FIG. 1 is a basic configuration diagram of the present invention, FIG. 2 is a schematic configuration diagram of an embodiment, FIGS. 3 (A), (B), and 4 are control flow charts thereof, and FIG. 5 is a timing chart thereof. 6th
The figure shows an application example of the intake air amount determined in the example. Ml...Intake pipe pressure detection means M2...Rotational speed detection means M3...Throttle sameness detection means M4...Intake air!

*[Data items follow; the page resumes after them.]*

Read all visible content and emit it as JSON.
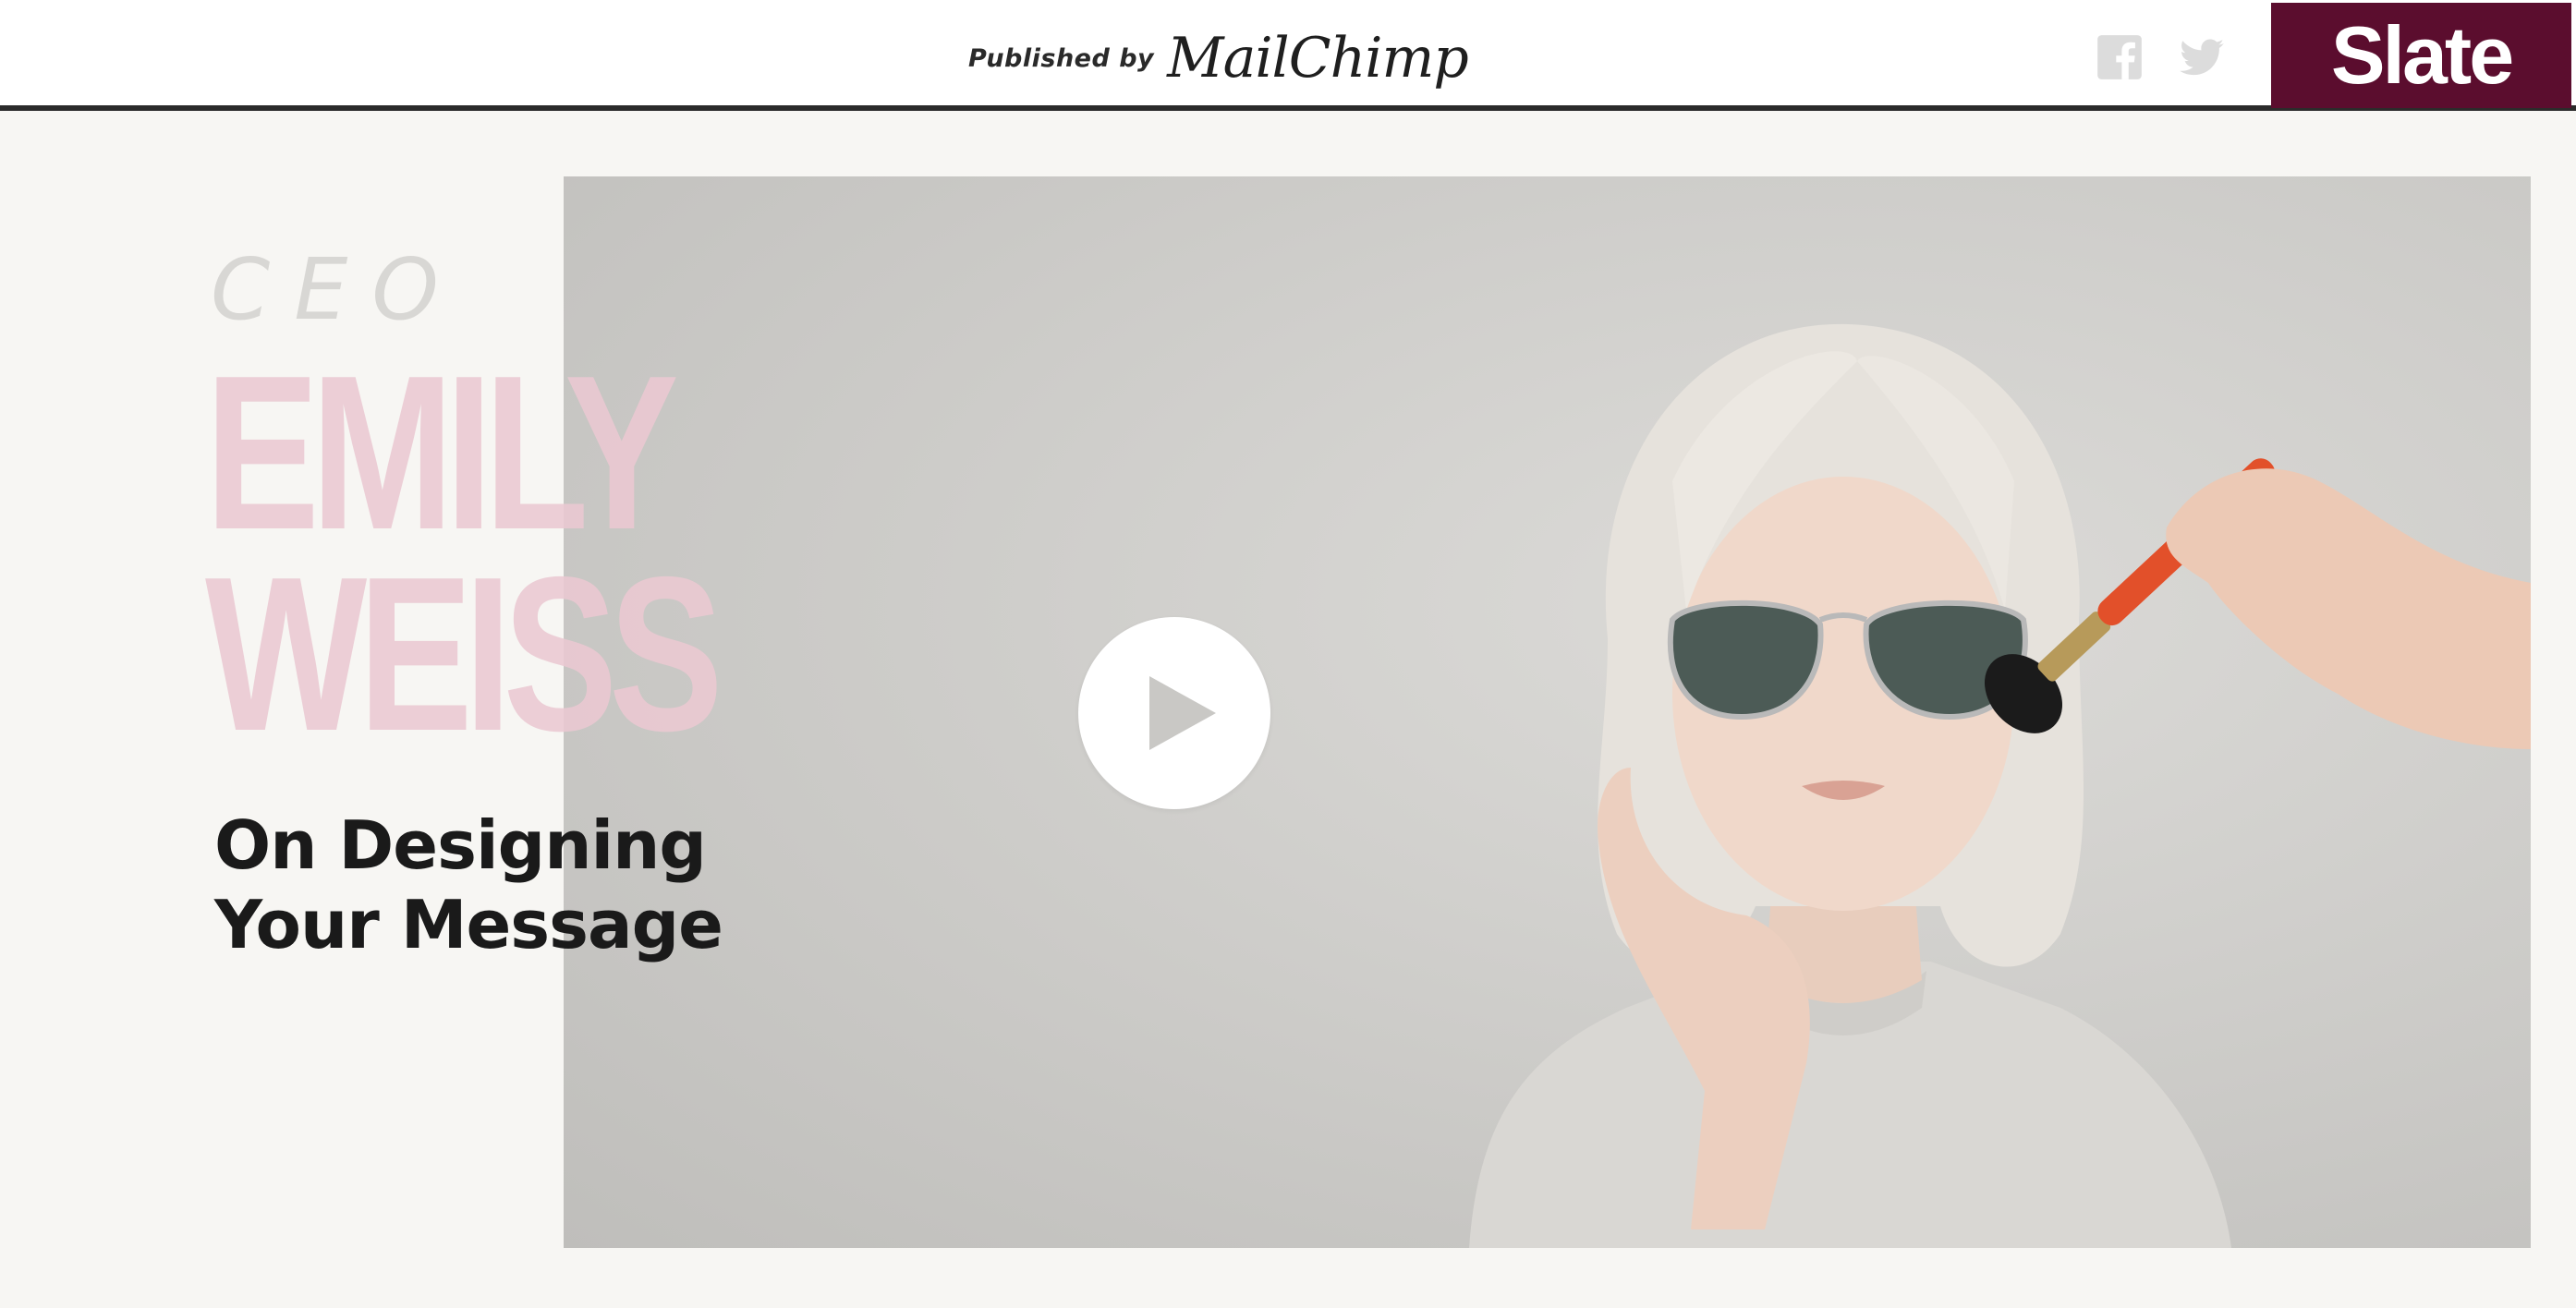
{
  "header": {
    "sponsor_prefix": "Published by",
    "sponsor_brand": "MailChimp",
    "social": [
      {
        "icon": "facebook-icon"
      },
      {
        "icon": "twitter-icon"
      }
    ],
    "site_logo": "Slate",
    "colors": {
      "logo_bg": "#5b0d2e",
      "rule": "#2b2b2b"
    }
  },
  "hero": {
    "role": "CEO",
    "name_first": "EMILY",
    "name_last": "WEISS",
    "subtitle_line1": "On Designing",
    "subtitle_line2": "Your Message",
    "play_icon": "play-icon",
    "colors": {
      "name": "#eac8d2",
      "role": "#d8d7d4",
      "subtitle": "#1a1a1a"
    }
  }
}
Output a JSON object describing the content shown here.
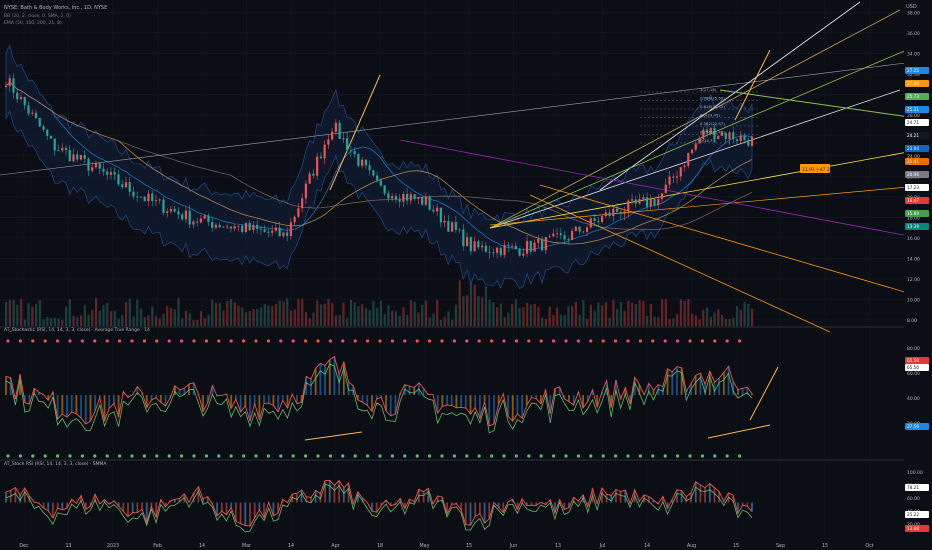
{
  "header": {
    "title_line": "NYSE: Bath & Body Works, Inc., 1D, NYSE",
    "indicator_line_1": "BB (20, 2, close, 0, SMA, 2, 0)",
    "indicator_line_2": "EMA (50, 100, 200, 21, 8)"
  },
  "price_axis": {
    "currency": "USD",
    "labels": [
      "38.00",
      "36.00",
      "34.00",
      "32.00",
      "30.00",
      "28.00",
      "26.00",
      "24.00",
      "22.00",
      "20.00",
      "18.00",
      "16.00",
      "14.00",
      "12.00",
      "10.00",
      "8.00"
    ],
    "badges": [
      {
        "text": "27.25",
        "color": "#1e88e5"
      },
      {
        "text": "27.00",
        "color": "#ff9800"
      },
      {
        "text": "25.73",
        "color": "#4caf50"
      },
      {
        "text": "25.21",
        "color": "#1e88e5"
      },
      {
        "text": "24.71",
        "color": "#ffffff"
      },
      {
        "text": "24.21",
        "color": "#131722"
      },
      {
        "text": "23.04",
        "color": "#1565c0"
      },
      {
        "text": "21.41",
        "color": "#ef6c00"
      },
      {
        "text": "20.96",
        "color": "#787b86"
      },
      {
        "text": "17.23",
        "color": "#ffffff"
      },
      {
        "text": "16.47",
        "color": "#e53935"
      },
      {
        "text": "15.89",
        "color": "#43a047"
      },
      {
        "text": "13.39",
        "color": "#00897b"
      }
    ]
  },
  "x_axis": {
    "labels": [
      "Dec",
      "13",
      "2023",
      "Feb",
      "14",
      "Mar",
      "14",
      "Apr",
      "18",
      "May",
      "15",
      "Jun",
      "13",
      "Jul",
      "14",
      "Aug",
      "15",
      "Sep",
      "15",
      "Oct"
    ]
  },
  "annotations": {
    "fib_labels": [
      "1(27.18)",
      "0.786(25.58)",
      "0.618(24.33)",
      "0.5(23.45)",
      "0.382(22.57)",
      "0.236(21.48)",
      "0(19.73)"
    ],
    "measure_label": "11.91 (-47.29%)"
  },
  "osc1": {
    "title": "AT_Stochastic (RSI, 14, 14, 3, 3, close) · Average True Range · 14",
    "axis": [
      "80.00",
      "60.00",
      "40.00",
      "20.00"
    ],
    "badges": [
      {
        "text": "65.50",
        "color": "#e53935"
      },
      {
        "text": "65.50",
        "color": "#ffffff"
      },
      {
        "text": "37.56",
        "color": "#1e88e5"
      }
    ]
  },
  "osc2": {
    "title": "AT_Stoch RSI (RSI, 14, 14, 3, 3, close) · SMMA",
    "axis": [
      "100.00",
      "80.00",
      "60.00",
      "40.00",
      "20.00"
    ],
    "badges": [
      {
        "text": "78.21",
        "color": "#ffffff"
      },
      {
        "text": "25.22",
        "color": "#ffffff"
      },
      {
        "text": "13.08",
        "color": "#e53935"
      }
    ]
  },
  "colors": {
    "background": "#0b0e14",
    "up": "#ef5350",
    "down": "#26a69a",
    "bb": "#1e4d8c",
    "orange": "#ff9800",
    "green": "#4caf50",
    "white": "#e0e3eb"
  },
  "chart_data": {
    "type": "line",
    "title": "",
    "xlabel": "",
    "ylabel": "",
    "ylim": [
      7.5,
      39
    ],
    "x": [
      "Dec",
      "13",
      "2023",
      "Feb",
      "14",
      "Mar",
      "14",
      "Apr",
      "18",
      "May",
      "15",
      "Jun",
      "13",
      "Jul",
      "14",
      "Aug",
      "15"
    ],
    "series": [
      {
        "name": "close",
        "values": [
          31.5,
          25.0,
          22.5,
          19.8,
          17.8,
          17.0,
          16.2,
          27.0,
          20.8,
          19.5,
          15.0,
          14.9,
          16.0,
          18.5,
          19.8,
          26.5,
          25.5
        ]
      }
    ],
    "osc1_values": [
      65,
      40,
      33,
      48,
      52,
      37,
      45,
      80,
      42,
      50,
      30,
      40,
      48,
      52,
      60,
      72,
      65
    ],
    "osc2_values": [
      70,
      40,
      55,
      30,
      68,
      20,
      45,
      82,
      35,
      62,
      25,
      55,
      40,
      70,
      45,
      80,
      25
    ]
  }
}
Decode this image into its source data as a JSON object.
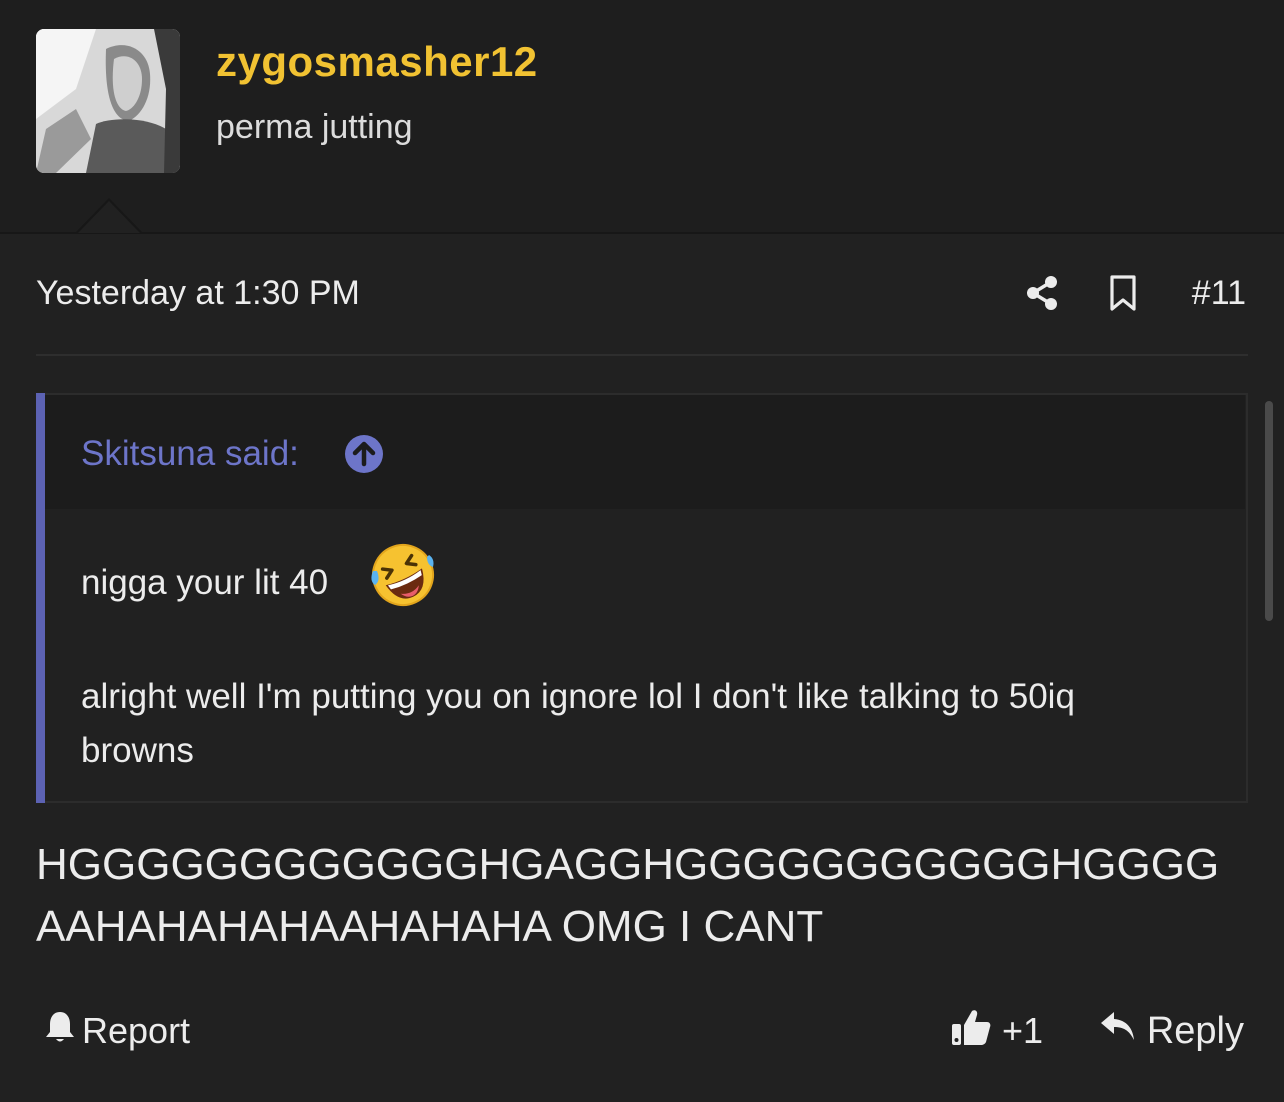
{
  "user": {
    "username": "zygosmasher12",
    "title": "perma jutting"
  },
  "post": {
    "timestamp": "Yesterday at 1:30 PM",
    "number": "#11",
    "body": "HGGGGGGGGGGGGHGAGGHGGGGGGGGGGGHGGGGAAHAHAHAHAAHAHAHA OMG I CANT"
  },
  "quote": {
    "author": "Skitsuna said:",
    "line1": "nigga your lit 40",
    "line2": "alright well I'm putting you on ignore lol I don't like talking to 50iq browns"
  },
  "actions": {
    "report": "Report",
    "like_count": "+1",
    "reply": "Reply"
  },
  "colors": {
    "background": "#212121",
    "username": "#f1c232",
    "quote_accent": "#5c62b3",
    "quote_link": "#6d75c9"
  },
  "icons": [
    "share-icon",
    "bookmark-icon",
    "arrow-up-circle-icon",
    "rofl-emoji-icon",
    "bell-icon",
    "thumbs-up-icon",
    "reply-arrow-icon"
  ]
}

Calculation means 12... Throttle valve 16... Throttle opening sensor 17... Intake pressure sensor 14... Spark plug

Claims (1)

[Scope of Claims] 1. In an intake air amount detection device for detecting the intake air amount of an internal combustion engine having a throttle valve for each intake pipe of each cylinder, each throttle for a number of cylinders smaller than the number of cylinders of the internal combustion engine is provided. an intake pipe pressure detection means that is provided downstream of the valve and detects the pressure inside the intake pipe in synchronization with the intake pipe when the intake pipe is performing intake and when the intake pipe is not performing intake; and the rotation of the internal combustion engine. a throttle opening detection means for detecting the opening of the throttle valve; a detection result of the intake pipe pressure detection means, a detection result of the rotation speed detection means, and the throttle degree detection means; An intake air amount detection device comprising: intake air amount calculation means for calculating an intake air amount after atmospheric pressure correction of the internal combustion engine from the detection result of the means. 2. Reference intake in which the intake air amount calculation means calculates a reference intake air amount from the detection result of the intake pipe pressure detection means synchronized when the intake is being performed and the detection result of the rotation speed detection means. an air amount calculation section; an intake air amount increase/decrease calculation section that calculates an increase/decrease value of the intake air amount from the detection result of the throttle degree detection means and the detection result of the rotation speed detection means; and the reference intake air amount calculation section. an atmospheric pressure correction section that corrects the calculation result of the intake air amount increase/decrease calculation section and the calculation result of the intake air amount increase/decrease calculation section based on the result of detection synchronized with the intake pipe pressure detection means when the intake is not performed; and the atmospheric pressure correction section. 2. The intake air amount detection device according to claim 1, further comprising an intake air amount calculation section that calculates the intake air amount of the internal combustion engine from the reference intake air amount corrected by the intake air amount and the increase/decrease value of the intake air amount.